Saturday, January 21, 2006

Tierney: GOP = The Party of Pain

I hope you're sitting down. For once in his life, NY Times columnist John Tierney gets it right correct.

The Party of Pain
By John Tierney

As the baby boomers age, more and more Americans will either be enduring chronic pain or taking care of someone in pain. The Republican Party has been reaching out to them with a two-step plan:

1. Do not give patients medicine to ease their pain.

2. If they are in great pain and near death, do not let them put an end to their misery.

The Republicans have been so determined to become the Pain Party that they’ve brushed aside their traditional belief in states’ rights. The Bush administration wants lawyers in Washington and federal prosecutors with no medical training to tell doctors how to treat patients.

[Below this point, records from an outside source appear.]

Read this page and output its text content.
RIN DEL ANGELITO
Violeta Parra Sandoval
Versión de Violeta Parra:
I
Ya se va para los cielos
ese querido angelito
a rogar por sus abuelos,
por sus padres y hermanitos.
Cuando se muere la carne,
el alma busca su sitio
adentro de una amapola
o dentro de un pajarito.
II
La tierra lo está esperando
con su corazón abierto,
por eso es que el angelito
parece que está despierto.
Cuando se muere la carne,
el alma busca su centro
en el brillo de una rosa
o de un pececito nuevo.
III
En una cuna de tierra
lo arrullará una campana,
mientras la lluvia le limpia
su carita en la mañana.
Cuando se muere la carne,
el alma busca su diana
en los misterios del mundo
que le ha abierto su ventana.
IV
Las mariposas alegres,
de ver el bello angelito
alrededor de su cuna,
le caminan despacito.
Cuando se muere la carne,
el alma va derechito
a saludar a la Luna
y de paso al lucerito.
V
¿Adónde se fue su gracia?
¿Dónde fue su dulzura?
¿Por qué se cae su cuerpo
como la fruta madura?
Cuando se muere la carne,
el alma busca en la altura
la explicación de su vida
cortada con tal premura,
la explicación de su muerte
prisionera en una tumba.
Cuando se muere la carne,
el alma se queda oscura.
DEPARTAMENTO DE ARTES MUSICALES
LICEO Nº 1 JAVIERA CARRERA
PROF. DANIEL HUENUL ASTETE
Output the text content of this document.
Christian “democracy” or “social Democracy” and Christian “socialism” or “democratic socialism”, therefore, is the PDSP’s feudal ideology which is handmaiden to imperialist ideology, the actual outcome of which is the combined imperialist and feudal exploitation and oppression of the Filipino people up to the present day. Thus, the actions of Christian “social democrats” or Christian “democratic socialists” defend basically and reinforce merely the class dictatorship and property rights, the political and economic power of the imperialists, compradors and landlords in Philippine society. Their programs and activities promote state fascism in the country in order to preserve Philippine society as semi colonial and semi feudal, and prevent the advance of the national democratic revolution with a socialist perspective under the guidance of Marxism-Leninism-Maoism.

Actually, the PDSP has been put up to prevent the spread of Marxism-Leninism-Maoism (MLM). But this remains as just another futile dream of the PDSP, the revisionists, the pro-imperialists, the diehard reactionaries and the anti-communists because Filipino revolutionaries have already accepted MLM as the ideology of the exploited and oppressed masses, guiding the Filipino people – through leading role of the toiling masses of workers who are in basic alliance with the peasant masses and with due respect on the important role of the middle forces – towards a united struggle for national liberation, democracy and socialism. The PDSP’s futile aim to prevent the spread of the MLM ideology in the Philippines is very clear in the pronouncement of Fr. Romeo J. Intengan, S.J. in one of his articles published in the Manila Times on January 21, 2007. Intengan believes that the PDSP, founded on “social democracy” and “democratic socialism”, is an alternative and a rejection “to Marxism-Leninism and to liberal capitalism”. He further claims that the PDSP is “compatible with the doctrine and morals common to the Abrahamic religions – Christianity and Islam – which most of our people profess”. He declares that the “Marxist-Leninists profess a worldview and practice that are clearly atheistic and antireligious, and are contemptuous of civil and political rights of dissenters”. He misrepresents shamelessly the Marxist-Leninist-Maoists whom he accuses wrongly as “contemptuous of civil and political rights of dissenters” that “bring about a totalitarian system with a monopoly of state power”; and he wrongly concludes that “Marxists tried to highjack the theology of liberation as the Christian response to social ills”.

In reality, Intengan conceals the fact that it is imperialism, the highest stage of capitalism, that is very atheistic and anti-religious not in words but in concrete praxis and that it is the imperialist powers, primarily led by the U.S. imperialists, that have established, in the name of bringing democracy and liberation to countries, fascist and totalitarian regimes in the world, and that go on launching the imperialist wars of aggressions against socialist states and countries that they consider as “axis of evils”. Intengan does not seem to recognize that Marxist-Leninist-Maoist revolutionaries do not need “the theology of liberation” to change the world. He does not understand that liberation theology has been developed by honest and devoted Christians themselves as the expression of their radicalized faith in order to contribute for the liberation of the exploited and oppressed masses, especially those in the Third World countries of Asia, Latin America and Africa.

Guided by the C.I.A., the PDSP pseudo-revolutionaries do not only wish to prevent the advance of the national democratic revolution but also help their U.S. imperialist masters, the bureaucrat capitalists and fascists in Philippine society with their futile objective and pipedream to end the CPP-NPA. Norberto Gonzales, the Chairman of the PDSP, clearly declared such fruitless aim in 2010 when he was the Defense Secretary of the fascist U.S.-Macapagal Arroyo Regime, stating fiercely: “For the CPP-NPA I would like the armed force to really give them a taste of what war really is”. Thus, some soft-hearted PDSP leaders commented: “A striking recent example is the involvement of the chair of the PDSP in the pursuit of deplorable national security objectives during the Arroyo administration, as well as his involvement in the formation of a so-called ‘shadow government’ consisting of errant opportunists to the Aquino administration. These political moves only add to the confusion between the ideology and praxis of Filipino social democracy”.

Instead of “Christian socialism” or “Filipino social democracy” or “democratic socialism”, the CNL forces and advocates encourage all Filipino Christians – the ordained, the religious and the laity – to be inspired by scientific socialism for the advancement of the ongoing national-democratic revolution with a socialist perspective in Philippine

As attorney general, John Ashcroft decided that Oregon’s law allowing physician-assisted suicide violated the federal Controlled Substances Act because he didn’t consider this use of drugs to be a “legitimate medical purpose.” Karen Tandy, the head of the Drug Enforcement Administration, has been using this same legal theory to decree how doctors should medicate patients with pain, and those who disagree with her medical judgment can be sent to prison.

You know Republicans have lost their bearings when they need a lesson in states’ rights from Janet Reno, who considered the Oregon law when she was attorney general. For the federal government to decide what constituted legitimate medicine, she wrote, would wrongly “displace the states as the primary regulators of the medical profession.”

[. . .]

As noted in The New England Journal of Medicine this month, the D.E.A. has made doctors reluctant to give opioids to desperately ill patients, even when these drugs are the most effective pain treatment. The article warned that a victory for the Bush administration in the Oregon case, besides affecting terminally ill patients in Oregon, could cause doctors across the country to “abandon patients and their families in their moment of greatest need.”

The Supreme Court’s decision is a victory for patients and their doctors – including, I hope, some of the ones in prison for violating the federal legal theory that has now been rejected by the court. The doctors should go free, and Republicans in the White House and Congress should restrain the drug warriors who locked them up. When this year’s budget is drawn up, it’s the D.E.A.’s turn to feel pain.